The hash table itself is typically an array of linked lists. Each linked list is a *hash bucket*. Hash buckets have the property that all of the keys contained in the bucket have hash codes such that

HashCode%NumBuckets==BucketIndex

where *HashCode* is the hash code of a key in the bucket, *NumBuckets* is the number of buckets in the hash table, and *BucketIndex* is the index of the array element storing the linked list.

Assuming that the hash function does a good job at distributing keys, any particular key is equally likely to be stored in any bucket. This means that the chain of nodes in each bucket is, on average,

N / P

where N is the total number of keys in the hash table, and P is the number of buckets.

By growing the array of buckets as more keys are added to the hash table, we can ensure that N/P is bounded by a constant. This is why, on average, set and map operations implemented using a hash table are O(1).

It is unlikely, but possible, that all keys in a hash table could be placed in the same bucket. In this case, the hash table devolves into a linked list, and the set and map operations take O(N) time.

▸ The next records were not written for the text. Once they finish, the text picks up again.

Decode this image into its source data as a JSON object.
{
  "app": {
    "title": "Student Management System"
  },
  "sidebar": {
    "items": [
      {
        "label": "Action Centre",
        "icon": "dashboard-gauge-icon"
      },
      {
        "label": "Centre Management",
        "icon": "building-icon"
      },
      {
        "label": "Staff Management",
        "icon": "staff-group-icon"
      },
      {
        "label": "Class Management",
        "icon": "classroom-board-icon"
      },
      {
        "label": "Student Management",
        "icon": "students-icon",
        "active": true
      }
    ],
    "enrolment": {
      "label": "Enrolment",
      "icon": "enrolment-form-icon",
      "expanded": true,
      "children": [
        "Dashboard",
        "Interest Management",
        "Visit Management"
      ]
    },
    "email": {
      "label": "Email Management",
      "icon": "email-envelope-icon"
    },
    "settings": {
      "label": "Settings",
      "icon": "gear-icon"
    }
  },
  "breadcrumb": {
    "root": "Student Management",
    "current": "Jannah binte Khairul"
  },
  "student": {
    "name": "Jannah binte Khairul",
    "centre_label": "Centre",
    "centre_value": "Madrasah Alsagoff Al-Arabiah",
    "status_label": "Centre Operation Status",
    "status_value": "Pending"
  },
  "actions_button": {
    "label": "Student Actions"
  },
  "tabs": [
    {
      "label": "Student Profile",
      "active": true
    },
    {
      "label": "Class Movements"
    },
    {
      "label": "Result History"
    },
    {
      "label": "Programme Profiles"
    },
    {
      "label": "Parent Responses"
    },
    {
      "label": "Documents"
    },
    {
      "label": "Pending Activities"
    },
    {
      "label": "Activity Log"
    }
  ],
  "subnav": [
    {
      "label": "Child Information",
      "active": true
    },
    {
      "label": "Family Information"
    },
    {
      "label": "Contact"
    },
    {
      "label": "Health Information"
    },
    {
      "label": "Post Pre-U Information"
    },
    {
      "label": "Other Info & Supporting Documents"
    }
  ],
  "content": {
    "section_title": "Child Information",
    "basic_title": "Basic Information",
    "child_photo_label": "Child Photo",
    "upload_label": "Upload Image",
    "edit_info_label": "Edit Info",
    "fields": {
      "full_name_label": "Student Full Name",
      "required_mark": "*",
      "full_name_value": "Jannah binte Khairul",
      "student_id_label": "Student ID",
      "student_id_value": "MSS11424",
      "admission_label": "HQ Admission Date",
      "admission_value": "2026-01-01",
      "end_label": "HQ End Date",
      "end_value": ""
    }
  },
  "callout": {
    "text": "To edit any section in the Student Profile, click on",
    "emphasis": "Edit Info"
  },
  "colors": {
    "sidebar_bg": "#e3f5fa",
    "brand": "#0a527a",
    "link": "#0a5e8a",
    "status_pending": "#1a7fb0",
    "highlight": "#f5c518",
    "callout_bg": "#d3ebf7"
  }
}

#### When you write a class that will be used as a key in a HashSet or HashMap

There are two things that you **must** do when you write a class that will either

- be stored in a
**HashSet** - be used as a key in a
**HashMap**

They are:

- You must implement the
**public boolean equals(Object)**method - You must implement the
**public int hashCode()**method

We have seen how to write an **equals** method in Lecture 9.

The **public int hashCode()** method implements a *hash function* for the class.

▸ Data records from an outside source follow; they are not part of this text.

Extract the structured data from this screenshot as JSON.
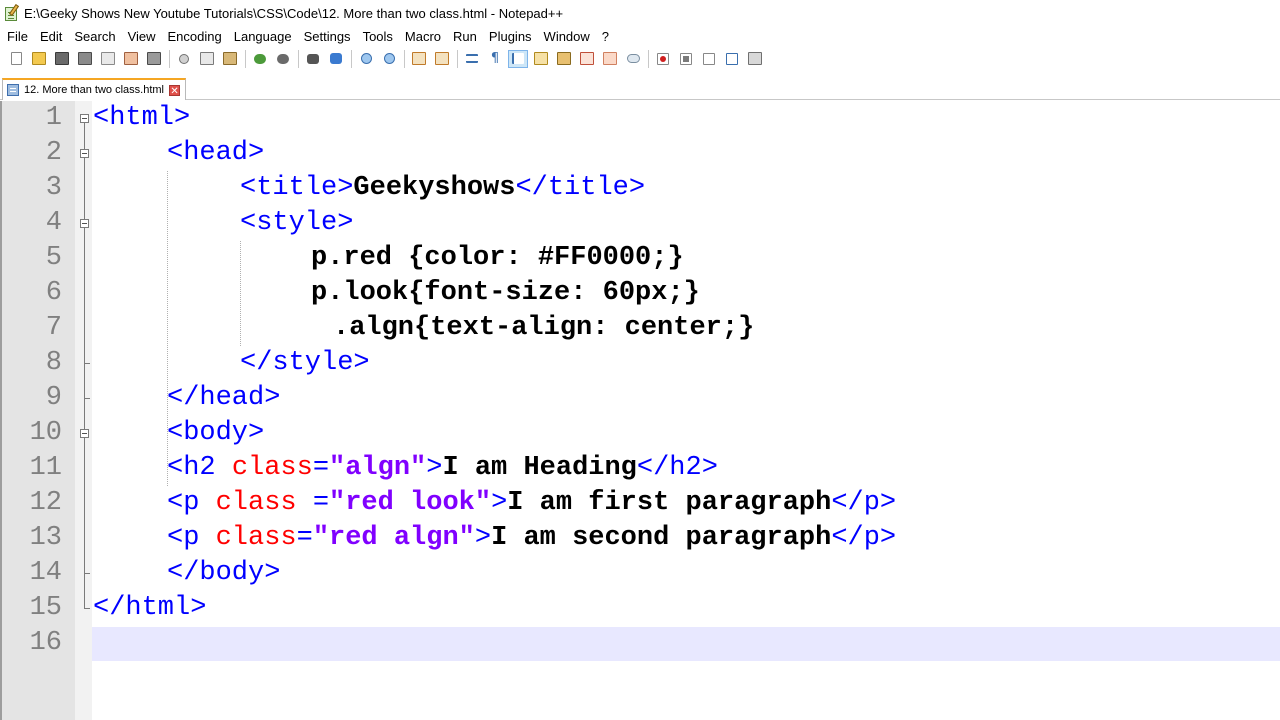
{
  "window": {
    "title": "E:\\Geeky Shows New Youtube Tutorials\\CSS\\Code\\12. More than two class.html - Notepad++"
  },
  "menu": [
    "File",
    "Edit",
    "Search",
    "View",
    "Encoding",
    "Language",
    "Settings",
    "Tools",
    "Macro",
    "Run",
    "Plugins",
    "Window",
    "?"
  ],
  "toolbar": {
    "icons": [
      "new-file-icon",
      "open-file-icon",
      "save-icon",
      "save-all-icon",
      "close-icon",
      "close-all-icon",
      "print-icon",
      "cut-icon",
      "copy-icon",
      "paste-icon",
      "undo-icon",
      "redo-icon",
      "find-icon",
      "replace-icon",
      "zoom-in-icon",
      "zoom-out-icon",
      "sync-vertical-icon",
      "sync-horizontal-icon",
      "word-wrap-icon",
      "show-all-chars-icon",
      "indent-guide-icon",
      "user-defined-lang-icon",
      "doc-map-icon",
      "function-list-icon",
      "folder-workspace-icon",
      "monitoring-icon",
      "record-macro-icon",
      "stop-record-icon",
      "playback-icon",
      "run-macro-multiple-icon",
      "save-macro-icon"
    ]
  },
  "tab": {
    "label": "12. More than two class.html"
  },
  "editor": {
    "line_numbers": [
      "1",
      "2",
      "3",
      "4",
      "5",
      "6",
      "7",
      "8",
      "9",
      "10",
      "11",
      "12",
      "13",
      "14",
      "15",
      "16"
    ],
    "lines": {
      "l1": {
        "a": "<html>"
      },
      "l2": {
        "a": "<head>"
      },
      "l3": {
        "a": "<title>",
        "b": "Geekyshows",
        "c": "</title>"
      },
      "l4": {
        "a": "<style>"
      },
      "l5": {
        "a": "p.red {color: #FF0000;}"
      },
      "l6": {
        "a": "p.look{font-size: 60px;}"
      },
      "l7": {
        "a": ".algn{text-align: center;}"
      },
      "l8": {
        "a": "</style>"
      },
      "l9": {
        "a": "</head>"
      },
      "l10": {
        "a": "<body>"
      },
      "l11": {
        "a": "<h2 ",
        "b": "class",
        "c": "=",
        "d": "\"algn\"",
        "e": ">",
        "f": "I am Heading",
        "g": "</h2>"
      },
      "l12": {
        "a": "<p ",
        "b": "class ",
        "c": "=",
        "d": "\"red look\"",
        "e": ">",
        "f": "I am first paragraph",
        "g": "</p>"
      },
      "l13": {
        "a": "<p ",
        "b": "class",
        "c": "=",
        "d": "\"red algn\"",
        "e": ">",
        "f": "I am second paragraph",
        "g": "</p>"
      },
      "l14": {
        "a": "</body>"
      },
      "l15": {
        "a": "</html>"
      }
    }
  },
  "colors": {
    "tag": "#0000ff",
    "attribute": "#ff0000",
    "string": "#8000ff",
    "current_line": "#e8e8ff",
    "tab_accent": "#f5a623"
  }
}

To fully discuss how to write a hash function would require several lectures. The idea is that a hash function should compute an integer *hash code* that is a “summary” of the data contained in the object. There is one simple rule to follow:

Equal objects must have equal hash codes.

#### Built-in classes (String, Integer, etc.)

More or less all of the “built-in” classes in Java, such as **String**, **Integer**, etc., have correct and efficient implementations of both **equals** and **hashCode**. So, you can use instances of these classes in instances of **HashSet** and as keys in instances of **HashMap**.

## Balanced Search Trees

**TreeSet** and **TreeMap** use a *balanced search tree* as the underlying data structure.

A full discussion of search trees would take several lectures. The link above discusses *binary search trees*, which are the basis for most balanced search trees.